Bioversity International is coordinating a study on the use of native tree species to restore forests around the world, as a contribution to a review by the Food and Agriculture Organization of the UN (FAO) to be published in April 2013.
This blog post is from Bioversity researcher Riina Jalonen, based in Bioversity’s Regional office for Asia Pacific and Oceania in Malaysia. In a team of three foresters, and with a number of partners from the region, she studies genetic impacts of forest management and restoration to propose approaches for improving the sustainable use of and benefits from forest genetic resources.
Given the surge of interest in tree planting in recent years – FAO estimates that at least 5 million hectares of planted forests are established every year which is an area equivalent in size to Costa Rica – it could be easy to assume that all restoration efforts are successful in re-establishing forest ecosystems, as successes are promoted far more often than failures. Yet evaluating failures can be equally important when it comes to improving current techniques for recreating forests where they have been cut down.
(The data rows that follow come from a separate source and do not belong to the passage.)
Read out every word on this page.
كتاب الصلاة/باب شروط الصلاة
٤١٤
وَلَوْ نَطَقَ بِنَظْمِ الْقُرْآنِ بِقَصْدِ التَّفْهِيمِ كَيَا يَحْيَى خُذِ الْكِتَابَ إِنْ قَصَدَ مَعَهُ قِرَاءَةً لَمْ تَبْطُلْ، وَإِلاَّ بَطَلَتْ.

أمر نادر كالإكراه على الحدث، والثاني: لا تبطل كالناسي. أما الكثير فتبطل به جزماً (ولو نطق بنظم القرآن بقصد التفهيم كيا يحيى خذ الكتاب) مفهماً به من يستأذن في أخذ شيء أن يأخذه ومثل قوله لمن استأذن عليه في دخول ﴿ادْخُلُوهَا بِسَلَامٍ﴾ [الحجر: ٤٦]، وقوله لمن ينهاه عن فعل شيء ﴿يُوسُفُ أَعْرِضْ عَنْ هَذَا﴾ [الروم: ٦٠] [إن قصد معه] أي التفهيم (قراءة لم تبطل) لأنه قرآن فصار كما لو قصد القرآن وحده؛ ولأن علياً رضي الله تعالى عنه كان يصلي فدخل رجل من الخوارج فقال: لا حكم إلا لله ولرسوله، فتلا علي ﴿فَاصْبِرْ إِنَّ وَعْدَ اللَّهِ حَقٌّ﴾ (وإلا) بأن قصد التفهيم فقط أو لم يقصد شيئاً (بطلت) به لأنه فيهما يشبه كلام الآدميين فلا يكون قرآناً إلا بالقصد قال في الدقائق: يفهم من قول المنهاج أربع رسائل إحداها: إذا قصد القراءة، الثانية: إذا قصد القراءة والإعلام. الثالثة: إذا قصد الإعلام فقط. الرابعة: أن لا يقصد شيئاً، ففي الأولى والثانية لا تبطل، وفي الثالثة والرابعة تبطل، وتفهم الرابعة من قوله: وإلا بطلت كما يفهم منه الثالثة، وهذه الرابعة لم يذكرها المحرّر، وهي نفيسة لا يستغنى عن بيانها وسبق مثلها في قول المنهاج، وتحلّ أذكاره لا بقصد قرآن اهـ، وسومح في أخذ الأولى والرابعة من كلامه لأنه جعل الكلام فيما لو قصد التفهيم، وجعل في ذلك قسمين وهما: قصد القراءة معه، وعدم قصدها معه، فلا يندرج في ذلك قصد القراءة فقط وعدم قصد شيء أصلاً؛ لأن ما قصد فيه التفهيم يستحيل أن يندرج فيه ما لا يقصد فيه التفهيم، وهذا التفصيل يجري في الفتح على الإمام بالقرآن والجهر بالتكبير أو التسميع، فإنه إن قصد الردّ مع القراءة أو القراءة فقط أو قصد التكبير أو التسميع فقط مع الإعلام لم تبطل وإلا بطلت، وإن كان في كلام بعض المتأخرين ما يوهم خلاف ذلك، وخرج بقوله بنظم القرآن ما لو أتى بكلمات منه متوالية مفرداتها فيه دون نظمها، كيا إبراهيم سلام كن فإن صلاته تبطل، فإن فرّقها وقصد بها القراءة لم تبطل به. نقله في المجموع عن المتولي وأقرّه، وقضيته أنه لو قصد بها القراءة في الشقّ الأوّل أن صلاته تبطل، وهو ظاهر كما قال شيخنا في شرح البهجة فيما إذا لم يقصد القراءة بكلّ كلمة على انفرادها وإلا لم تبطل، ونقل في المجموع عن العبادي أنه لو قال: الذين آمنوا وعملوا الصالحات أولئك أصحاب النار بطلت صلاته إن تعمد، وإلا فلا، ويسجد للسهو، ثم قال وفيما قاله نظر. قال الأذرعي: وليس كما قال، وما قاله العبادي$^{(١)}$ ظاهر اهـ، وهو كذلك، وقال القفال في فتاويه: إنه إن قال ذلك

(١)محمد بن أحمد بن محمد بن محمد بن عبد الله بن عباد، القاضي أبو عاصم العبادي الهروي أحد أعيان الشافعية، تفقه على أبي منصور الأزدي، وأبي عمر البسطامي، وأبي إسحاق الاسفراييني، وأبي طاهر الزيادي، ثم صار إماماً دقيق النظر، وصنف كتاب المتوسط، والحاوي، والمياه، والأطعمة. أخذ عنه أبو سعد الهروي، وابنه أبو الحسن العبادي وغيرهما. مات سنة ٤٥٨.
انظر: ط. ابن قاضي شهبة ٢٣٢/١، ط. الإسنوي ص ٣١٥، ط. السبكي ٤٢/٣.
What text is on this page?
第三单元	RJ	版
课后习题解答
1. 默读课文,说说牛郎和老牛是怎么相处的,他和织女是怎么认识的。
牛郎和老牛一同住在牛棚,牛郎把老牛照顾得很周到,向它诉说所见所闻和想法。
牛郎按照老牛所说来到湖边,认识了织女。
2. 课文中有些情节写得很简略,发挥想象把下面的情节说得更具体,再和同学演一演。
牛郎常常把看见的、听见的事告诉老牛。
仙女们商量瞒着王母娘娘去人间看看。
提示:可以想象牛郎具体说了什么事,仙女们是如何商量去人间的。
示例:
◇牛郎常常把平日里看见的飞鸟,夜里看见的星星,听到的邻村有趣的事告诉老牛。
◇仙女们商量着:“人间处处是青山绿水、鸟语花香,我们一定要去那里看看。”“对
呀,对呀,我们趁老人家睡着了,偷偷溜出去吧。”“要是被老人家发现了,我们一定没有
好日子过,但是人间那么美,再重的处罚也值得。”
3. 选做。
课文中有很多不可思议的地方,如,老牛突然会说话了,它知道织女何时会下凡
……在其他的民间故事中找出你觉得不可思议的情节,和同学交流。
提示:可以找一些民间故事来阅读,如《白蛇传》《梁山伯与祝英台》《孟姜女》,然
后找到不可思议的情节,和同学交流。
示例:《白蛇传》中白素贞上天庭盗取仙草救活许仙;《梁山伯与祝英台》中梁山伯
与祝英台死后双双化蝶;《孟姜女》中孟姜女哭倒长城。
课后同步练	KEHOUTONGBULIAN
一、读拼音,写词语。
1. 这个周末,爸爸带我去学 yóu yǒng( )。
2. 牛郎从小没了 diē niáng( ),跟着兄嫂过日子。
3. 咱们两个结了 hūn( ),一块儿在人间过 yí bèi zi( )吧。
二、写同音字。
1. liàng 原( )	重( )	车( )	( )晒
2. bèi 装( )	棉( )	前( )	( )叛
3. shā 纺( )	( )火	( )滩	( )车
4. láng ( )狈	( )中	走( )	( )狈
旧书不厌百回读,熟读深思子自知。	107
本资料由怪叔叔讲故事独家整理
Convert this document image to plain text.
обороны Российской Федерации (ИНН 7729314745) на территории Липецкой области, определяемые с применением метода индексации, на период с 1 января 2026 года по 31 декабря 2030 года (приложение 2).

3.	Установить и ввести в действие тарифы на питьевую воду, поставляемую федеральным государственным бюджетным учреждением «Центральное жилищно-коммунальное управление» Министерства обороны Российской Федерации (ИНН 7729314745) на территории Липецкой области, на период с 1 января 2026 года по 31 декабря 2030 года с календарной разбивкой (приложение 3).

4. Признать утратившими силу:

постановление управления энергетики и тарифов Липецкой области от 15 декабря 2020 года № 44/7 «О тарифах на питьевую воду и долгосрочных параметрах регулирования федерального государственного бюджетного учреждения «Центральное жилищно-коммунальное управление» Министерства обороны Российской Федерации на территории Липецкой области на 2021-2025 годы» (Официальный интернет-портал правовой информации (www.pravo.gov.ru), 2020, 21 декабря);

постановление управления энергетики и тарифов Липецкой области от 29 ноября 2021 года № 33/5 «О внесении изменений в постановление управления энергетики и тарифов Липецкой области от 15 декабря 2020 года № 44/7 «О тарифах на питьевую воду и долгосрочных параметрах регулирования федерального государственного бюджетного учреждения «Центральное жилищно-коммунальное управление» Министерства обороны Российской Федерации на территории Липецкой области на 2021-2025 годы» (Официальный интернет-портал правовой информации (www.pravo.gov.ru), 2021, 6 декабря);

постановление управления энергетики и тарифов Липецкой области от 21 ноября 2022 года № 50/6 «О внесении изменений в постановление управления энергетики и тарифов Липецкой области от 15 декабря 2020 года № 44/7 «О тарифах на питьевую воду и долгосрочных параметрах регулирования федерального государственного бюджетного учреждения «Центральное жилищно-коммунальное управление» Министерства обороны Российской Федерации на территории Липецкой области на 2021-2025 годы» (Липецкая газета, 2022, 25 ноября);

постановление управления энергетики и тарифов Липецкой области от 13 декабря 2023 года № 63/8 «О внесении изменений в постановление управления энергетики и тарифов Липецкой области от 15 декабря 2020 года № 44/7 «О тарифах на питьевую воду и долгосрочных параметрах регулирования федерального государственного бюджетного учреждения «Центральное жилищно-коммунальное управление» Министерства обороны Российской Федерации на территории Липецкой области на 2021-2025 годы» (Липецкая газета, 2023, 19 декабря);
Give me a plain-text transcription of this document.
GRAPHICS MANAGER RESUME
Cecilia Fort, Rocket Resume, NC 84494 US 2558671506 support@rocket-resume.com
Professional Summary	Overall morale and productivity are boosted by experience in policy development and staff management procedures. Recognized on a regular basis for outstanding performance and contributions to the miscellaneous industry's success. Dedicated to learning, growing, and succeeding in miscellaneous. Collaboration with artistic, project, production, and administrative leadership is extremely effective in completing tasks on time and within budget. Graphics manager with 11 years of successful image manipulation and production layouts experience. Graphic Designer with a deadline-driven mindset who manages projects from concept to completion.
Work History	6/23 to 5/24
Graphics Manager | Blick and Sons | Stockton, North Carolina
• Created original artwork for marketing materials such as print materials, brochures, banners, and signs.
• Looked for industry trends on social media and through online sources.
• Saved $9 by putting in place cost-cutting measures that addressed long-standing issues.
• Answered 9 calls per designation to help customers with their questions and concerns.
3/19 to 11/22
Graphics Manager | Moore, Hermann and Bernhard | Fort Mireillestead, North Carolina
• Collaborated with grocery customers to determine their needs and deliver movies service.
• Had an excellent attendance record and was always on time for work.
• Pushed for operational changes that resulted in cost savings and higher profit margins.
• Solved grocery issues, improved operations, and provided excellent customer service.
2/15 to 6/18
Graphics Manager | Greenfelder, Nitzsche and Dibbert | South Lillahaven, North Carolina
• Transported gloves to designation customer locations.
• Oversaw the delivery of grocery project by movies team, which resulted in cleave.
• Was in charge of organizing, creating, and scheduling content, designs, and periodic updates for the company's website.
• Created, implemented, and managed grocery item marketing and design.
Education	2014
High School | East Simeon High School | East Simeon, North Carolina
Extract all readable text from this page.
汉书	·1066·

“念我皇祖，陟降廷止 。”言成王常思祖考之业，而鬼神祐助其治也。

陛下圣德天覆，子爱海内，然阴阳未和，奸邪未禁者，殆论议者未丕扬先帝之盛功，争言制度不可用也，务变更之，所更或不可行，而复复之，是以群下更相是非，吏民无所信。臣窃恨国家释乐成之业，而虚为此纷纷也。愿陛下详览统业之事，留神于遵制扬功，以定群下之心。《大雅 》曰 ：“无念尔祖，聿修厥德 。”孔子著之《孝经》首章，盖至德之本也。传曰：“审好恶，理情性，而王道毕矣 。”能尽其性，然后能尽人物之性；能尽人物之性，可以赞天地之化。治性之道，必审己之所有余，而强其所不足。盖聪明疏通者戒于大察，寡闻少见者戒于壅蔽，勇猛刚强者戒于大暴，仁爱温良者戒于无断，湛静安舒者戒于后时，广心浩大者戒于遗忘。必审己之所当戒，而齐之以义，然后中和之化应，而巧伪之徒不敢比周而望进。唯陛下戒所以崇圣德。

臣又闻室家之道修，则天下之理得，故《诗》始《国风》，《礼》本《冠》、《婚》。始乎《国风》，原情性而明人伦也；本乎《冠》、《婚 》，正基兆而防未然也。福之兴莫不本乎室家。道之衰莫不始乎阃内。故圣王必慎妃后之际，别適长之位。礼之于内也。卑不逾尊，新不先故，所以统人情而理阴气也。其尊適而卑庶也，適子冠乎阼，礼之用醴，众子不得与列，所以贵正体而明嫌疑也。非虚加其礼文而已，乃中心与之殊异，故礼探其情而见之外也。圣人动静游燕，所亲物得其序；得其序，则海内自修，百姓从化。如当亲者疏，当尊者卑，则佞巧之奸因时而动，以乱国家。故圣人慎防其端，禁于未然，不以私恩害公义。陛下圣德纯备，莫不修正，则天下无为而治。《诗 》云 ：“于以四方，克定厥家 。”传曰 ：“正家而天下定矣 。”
FAO started to systematically collect information of tree planting activities only in its most recent Global Forest Resources Assessment 2010.pdf and data availability is still scant. Strikingly, however, the area of successfully established planted forests reported was less than half of the area where reforestation had been attempted. The difference probably reflects a low survival rate of seedlings which may result from a number of possible factors – perhaps the wrong species was planted for the site conditions (climate and soil) or perhaps planting or seedling care techniques were not appropriate or were poorly implemented.
Among the most notable and overlooked risk to the success of forest restoration is inadequate genetic diversity among the seeds of the species planted. Experts interviewed as part of Bioversity’s ongoing study have pointed out that to produce seedlings, people very commonly collect seed from only the one or two trees which are easiest to reach. Experts recommend that seed be obtained from no fewer than 30 widely spaced trees so that the planted forest incorporates enough genetic diversity to ensure the survival of seedlings and to avoid negative consequences of inbreeding in future generations.
If a new forest consists only of closely related trees, all of them with the same characteristics, there may not be enough genetic diversity among them to ensure that some proportion of the individuals, at least, are resistant to the various pests, diseases or adverse weather spells that may arise over the decades. Moreover, where all the trees in a forest are closely related, the next generation, arising from seeds resulting from crossings between them, is likely to be less vigorous.
The lack of genetic diversity among the founding tree population is not always immediately visible but generally becomes more evident as generations pass.
An additional challenge is that very little information is available about the genetic diversity of trees in the millions of hectares of planted and restored forests worldwide. This means that the current global scale of restoration efforts, positive as they are, may also have hidden vulnerabilities. And where planting efforts fail to establish vigorous forests that can survive and thrive over time, they represent a potentially enormous waste of resources.
The study which I am preparing together with Bioversity colleagues and other experts reviews the current knowledge and practices related to integrating genetic diversity into tree planting efforts to restore forests. We are focusing particularly on native tree species, the ones that occur naturally in the wild forests of any given region, because these species provide the habitat that local birds and animals need, as well as the forest products that local people use.
The study will include a set of recommendations for both restoration researchers and practitioners, including on the collection of propagation materials from fragmented forests and increasingly resiliency under environmental changes.
Better understanding of the importance of genetic considerations in forest restoration will go some way to improve the success of restoration efforts and ensure the provision of benefits from restored forests beyond the first generation of trees
Statistics in the text are from the FAO Global Forest Resource Assessment (2010) and concern forests established though tree planting and deliberate tree seeding, including both reforestation and afforestation.